Nasılsınız? Umarım iyisinizdir. Yazarla tanışma kitabım ve yazarın iki kitaplık serisinin ilk kitabı Ben, Claudius. Her iki kitabı da Claudius’un bakış açısından Roma’ya ve Roma tarihine bakıyoruz. Benim gibi tarih severler için güzel bir kitap. Sevmeyenler için güzel bir başlangıç olabilir ve yer yer sıkılabilirsiniz. Julio Claudian Hanedanı ismi ilk beş Roma İmparatorluğu için kullanılan bir ifade olduğunu öğrendim. Augustus, Tiberius, Caligula, Claudius ve Neron olmak üzere beşe ayrılıyor, bu haneden üyeleri. Kendisiyle yani Claudius hanedanıyla beraber ilk dört imparatorluğun dönemlerin Claudius anlatımıyla tanık oluyoruz ve kendi tarafından da anlattığı için yer yer subjektif olduğunu yazarımızın anlatımından ve bu anlatımını da yaptığı araştırmalardan aldığını çıkarıyoruz. Bolca savaş, entrika ve Roma’nın toplumsal ve siyasi hayatıma tanık olduğumuz bir kitap. Homeros’tan bol bol alıntı var. Olimpos tanrılarına tapma ve adakları da görüyoruz. Tarihe ek olarak mitoloji de katılması oldukça güzeldi. Aile o kadar kalabalık ve o kadar büyük bir geçmişi var ki beni kitap boyunca kim kimdi diye geri dönmelerle yordu. Kekeme oluşu, çocukken geçirdiği hastalık yüzünden topl kalan Claudius, ailesi dahil herkes tarafından dışlanarak budala olarak nitelendirilmiş. Engelli oluşu ailesi tarafından saklı tutuluyor ve yok sayılıyor. Bu da siyaset ve savaşa katılmasına engel olunmasına ve imparator olma ihtimalinin yok sayılmasına neden olmuş. Bu nedenle tam bir kitap kurdu oluyor, Claudius. Okumak ona imparatorluğun değil cumhuriyetin doğru bir yönetim olduğunu öğreniyor ve düşünceleri değişmeye başlıyor. Ama bu düşüncelerin gerçekleşmesi imkansızdır. Çünkü Augustus kendini tanrılaştırıyor. Tiberius ise Augustustan sonra gelmiş ama korkak olduğu kadar koltuk sevdalısı biri.

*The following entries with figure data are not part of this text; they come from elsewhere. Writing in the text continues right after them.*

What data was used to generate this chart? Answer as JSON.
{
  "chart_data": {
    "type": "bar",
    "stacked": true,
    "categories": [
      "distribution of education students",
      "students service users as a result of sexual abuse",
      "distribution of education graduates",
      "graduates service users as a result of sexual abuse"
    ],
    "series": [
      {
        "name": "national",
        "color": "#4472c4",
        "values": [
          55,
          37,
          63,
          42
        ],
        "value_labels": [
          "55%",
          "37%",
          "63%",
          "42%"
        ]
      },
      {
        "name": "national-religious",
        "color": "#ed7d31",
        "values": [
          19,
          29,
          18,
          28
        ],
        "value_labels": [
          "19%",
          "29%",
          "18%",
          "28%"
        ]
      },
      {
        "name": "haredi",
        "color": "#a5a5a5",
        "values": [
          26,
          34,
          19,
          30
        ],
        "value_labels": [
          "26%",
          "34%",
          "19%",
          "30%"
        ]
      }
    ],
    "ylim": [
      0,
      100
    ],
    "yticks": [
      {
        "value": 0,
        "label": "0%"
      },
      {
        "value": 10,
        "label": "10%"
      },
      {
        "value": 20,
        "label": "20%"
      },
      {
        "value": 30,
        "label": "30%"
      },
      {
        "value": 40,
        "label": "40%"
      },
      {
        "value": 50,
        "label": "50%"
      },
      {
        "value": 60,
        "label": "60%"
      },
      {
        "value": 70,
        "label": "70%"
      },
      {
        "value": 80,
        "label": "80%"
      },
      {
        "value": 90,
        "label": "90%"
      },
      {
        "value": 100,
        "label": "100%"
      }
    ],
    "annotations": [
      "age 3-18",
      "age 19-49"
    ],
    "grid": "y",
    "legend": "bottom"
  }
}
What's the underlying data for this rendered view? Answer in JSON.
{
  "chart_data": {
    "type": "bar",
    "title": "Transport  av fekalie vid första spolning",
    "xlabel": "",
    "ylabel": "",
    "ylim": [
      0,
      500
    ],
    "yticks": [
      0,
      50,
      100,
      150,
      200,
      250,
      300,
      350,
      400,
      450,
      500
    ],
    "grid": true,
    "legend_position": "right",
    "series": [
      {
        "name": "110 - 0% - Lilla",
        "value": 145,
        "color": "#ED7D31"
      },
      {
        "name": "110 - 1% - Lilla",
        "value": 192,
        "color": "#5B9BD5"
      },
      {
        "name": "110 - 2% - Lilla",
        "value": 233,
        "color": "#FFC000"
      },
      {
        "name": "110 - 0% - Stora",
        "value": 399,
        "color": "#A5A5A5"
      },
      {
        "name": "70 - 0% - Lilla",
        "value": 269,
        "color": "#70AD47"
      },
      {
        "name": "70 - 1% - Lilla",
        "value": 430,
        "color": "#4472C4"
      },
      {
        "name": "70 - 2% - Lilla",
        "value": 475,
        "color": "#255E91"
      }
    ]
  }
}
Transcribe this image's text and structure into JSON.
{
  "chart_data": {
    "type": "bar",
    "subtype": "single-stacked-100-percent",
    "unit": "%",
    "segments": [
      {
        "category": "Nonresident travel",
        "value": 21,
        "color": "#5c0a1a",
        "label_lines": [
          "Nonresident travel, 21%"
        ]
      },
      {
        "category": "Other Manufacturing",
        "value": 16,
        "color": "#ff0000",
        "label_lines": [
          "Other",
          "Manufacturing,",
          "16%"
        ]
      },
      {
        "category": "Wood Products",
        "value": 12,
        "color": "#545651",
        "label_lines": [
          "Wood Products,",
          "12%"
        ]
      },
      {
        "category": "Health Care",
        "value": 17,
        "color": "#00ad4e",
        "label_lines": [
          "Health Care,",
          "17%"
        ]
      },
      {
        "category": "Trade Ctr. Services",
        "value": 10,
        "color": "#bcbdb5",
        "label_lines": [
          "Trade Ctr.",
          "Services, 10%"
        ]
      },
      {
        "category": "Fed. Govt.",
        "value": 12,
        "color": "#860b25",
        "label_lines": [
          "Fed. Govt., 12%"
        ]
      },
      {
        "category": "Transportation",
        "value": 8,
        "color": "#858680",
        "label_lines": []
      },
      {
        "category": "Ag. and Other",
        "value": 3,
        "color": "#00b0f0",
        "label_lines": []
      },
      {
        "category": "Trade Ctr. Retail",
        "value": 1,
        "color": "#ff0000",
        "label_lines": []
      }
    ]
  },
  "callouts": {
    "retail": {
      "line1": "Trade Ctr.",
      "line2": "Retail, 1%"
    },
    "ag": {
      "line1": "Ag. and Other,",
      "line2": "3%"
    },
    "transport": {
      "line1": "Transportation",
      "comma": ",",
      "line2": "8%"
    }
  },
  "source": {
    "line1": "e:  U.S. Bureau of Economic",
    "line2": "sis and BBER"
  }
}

Caligula ise skandalları ile meşhur biri. Yeğeni Caligula’nın şeyrnalıkları yüzünden sağ kalmayı başarabilmedi büyük bir mucize. Çünkü Caligula, Claudius’u yenmek için soytarı rolüne girmek ve akıl hastası gibi davranmakla geçiriyor hayatını. Sevdiği insanların intihar ya da öldürülmesi ile devam ediyor,hayatına Claudius. Oldukça beğendiğim ve hayran kaldığım bir kitap oldu.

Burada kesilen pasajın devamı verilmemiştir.